CHARLESTON, W.Va. -- State employees involuntarily bumped from flights while traveling on state business generally can keep whatever compensation the airline gives them, the West Virginia Ethics Commission ruled Thursday.
The issue came up after a government employee returning from an out-of-state conference was bumped from an overbooked flight from the conference city. The airline could not arrange any alternate itineraries, since all connecting flights into Charleston that day were booked.
Ultimately, the airline flew the woman to Pittsburgh, where she had to call a friend to pick her up and drive her home. As compensation, the airline gave her a check for $1,084, or 400 percent of the one-way airfare, as mandated under federal Department of Transportation regulations.
In her request for the advisory opinion, the state employee asked whether she could consider that personal compensation, or whether the money belongs to the state.
"I look at it as a form of liquidated damages for the annoyance and inconvenience that is personal to the individual," Commissioner Kemp Morton said, defending the employee's right to keep the cash.

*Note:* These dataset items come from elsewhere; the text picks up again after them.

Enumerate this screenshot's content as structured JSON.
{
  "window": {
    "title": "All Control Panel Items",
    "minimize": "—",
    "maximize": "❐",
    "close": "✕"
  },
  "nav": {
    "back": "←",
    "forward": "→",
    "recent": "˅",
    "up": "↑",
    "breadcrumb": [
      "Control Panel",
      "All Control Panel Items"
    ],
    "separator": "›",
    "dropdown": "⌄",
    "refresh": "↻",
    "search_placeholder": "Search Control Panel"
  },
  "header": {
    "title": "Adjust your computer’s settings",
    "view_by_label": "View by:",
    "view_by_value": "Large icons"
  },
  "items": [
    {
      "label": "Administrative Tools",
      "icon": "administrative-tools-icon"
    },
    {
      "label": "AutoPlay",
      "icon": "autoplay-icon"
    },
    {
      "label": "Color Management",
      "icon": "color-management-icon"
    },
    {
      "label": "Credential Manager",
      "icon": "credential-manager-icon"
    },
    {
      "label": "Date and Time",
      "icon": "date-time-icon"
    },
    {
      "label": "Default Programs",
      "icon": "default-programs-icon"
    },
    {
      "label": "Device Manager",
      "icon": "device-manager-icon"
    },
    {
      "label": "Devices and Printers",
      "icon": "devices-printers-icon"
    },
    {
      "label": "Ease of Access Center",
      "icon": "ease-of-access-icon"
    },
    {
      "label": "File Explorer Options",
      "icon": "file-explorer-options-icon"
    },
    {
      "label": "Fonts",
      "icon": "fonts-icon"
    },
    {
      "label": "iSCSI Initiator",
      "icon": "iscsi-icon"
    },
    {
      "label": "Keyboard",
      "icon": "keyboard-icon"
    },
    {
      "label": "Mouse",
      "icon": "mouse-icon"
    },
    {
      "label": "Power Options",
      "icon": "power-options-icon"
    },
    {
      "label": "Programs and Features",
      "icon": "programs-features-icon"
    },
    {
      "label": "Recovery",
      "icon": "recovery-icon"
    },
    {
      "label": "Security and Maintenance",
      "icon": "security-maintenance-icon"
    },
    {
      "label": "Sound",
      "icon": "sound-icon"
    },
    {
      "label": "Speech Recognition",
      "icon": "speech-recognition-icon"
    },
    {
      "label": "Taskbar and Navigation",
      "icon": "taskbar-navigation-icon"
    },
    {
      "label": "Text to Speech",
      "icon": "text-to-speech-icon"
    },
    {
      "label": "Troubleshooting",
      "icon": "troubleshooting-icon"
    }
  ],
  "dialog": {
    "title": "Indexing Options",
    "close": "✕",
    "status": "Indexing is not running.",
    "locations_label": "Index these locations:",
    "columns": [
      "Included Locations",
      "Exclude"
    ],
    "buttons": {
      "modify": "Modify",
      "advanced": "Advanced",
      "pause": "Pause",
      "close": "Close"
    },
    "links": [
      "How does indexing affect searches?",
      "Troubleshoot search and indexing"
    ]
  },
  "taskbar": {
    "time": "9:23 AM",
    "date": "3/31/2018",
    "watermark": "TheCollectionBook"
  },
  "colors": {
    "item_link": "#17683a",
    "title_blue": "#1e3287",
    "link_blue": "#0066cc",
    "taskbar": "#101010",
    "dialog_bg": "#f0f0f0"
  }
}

He compared it to an airline employee dropping a suitcase on the woman's foot -- she would be entitled to any compensation for the injury, not the state.
In approving the advisory opinion, commissioners left open circumstances where the compensation could be due the state agency that purchased the ticket.

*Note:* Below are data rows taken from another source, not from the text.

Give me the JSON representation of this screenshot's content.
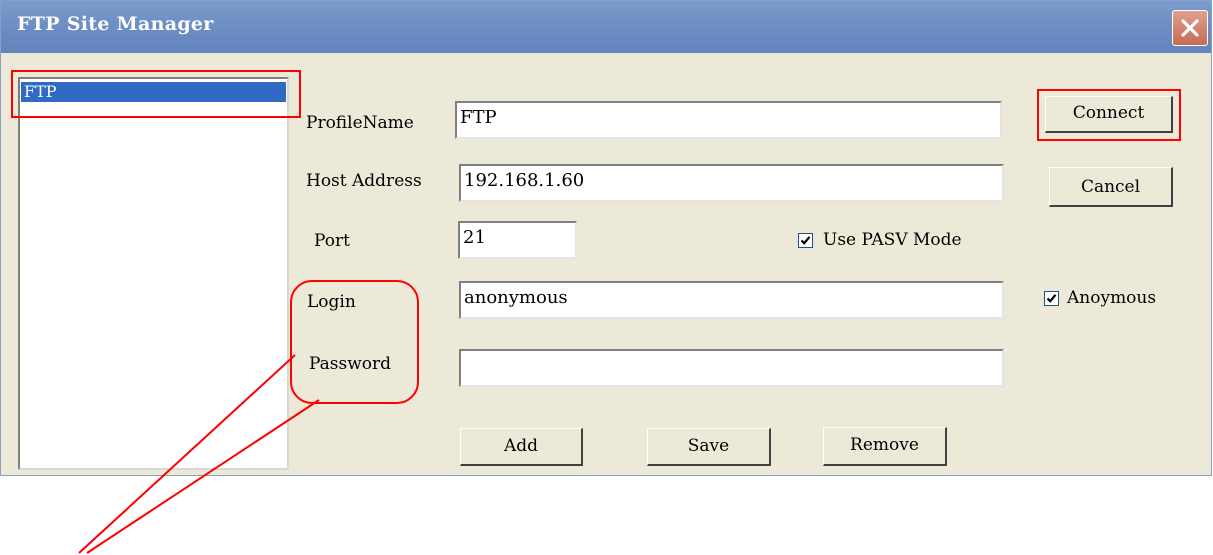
{
  "window": {
    "title": "FTP Site Manager"
  },
  "site_list": {
    "items": [
      "FTP"
    ]
  },
  "form": {
    "profile_name_label": "ProfileName",
    "profile_name_value": "FTP",
    "host_label": "Host Address",
    "host_value": "192.168.1.60",
    "port_label": "Port",
    "port_value": "21",
    "pasv_label": "Use PASV Mode",
    "pasv_checked": true,
    "login_label": "Login",
    "login_value": "anonymous",
    "anonymous_label": "Anoymous",
    "anonymous_checked": true,
    "password_label": "Password",
    "password_value": ""
  },
  "buttons": {
    "connect": "Connect",
    "cancel": "Cancel",
    "add": "Add",
    "save": "Save",
    "remove": "Remove"
  },
  "icons": {
    "close": "close-icon",
    "check": "check-icon"
  },
  "colors": {
    "annotation": "#ff0000",
    "title_bar": "#7292c7",
    "selection": "#316ac5"
  }
}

"The question is, who suffered the majority of the inconvenience? I would say, leave that to the discretion of the agency," said Commissioner Jon Turak.
In the case at hand, the woman was traveling on a Saturday. However, Turak said that if a state employee were bumped from an early morning flight, preventing him from returning to work that day as scheduled, there could be an argument that the agency, not the employee, had suffered the greater inconvenience.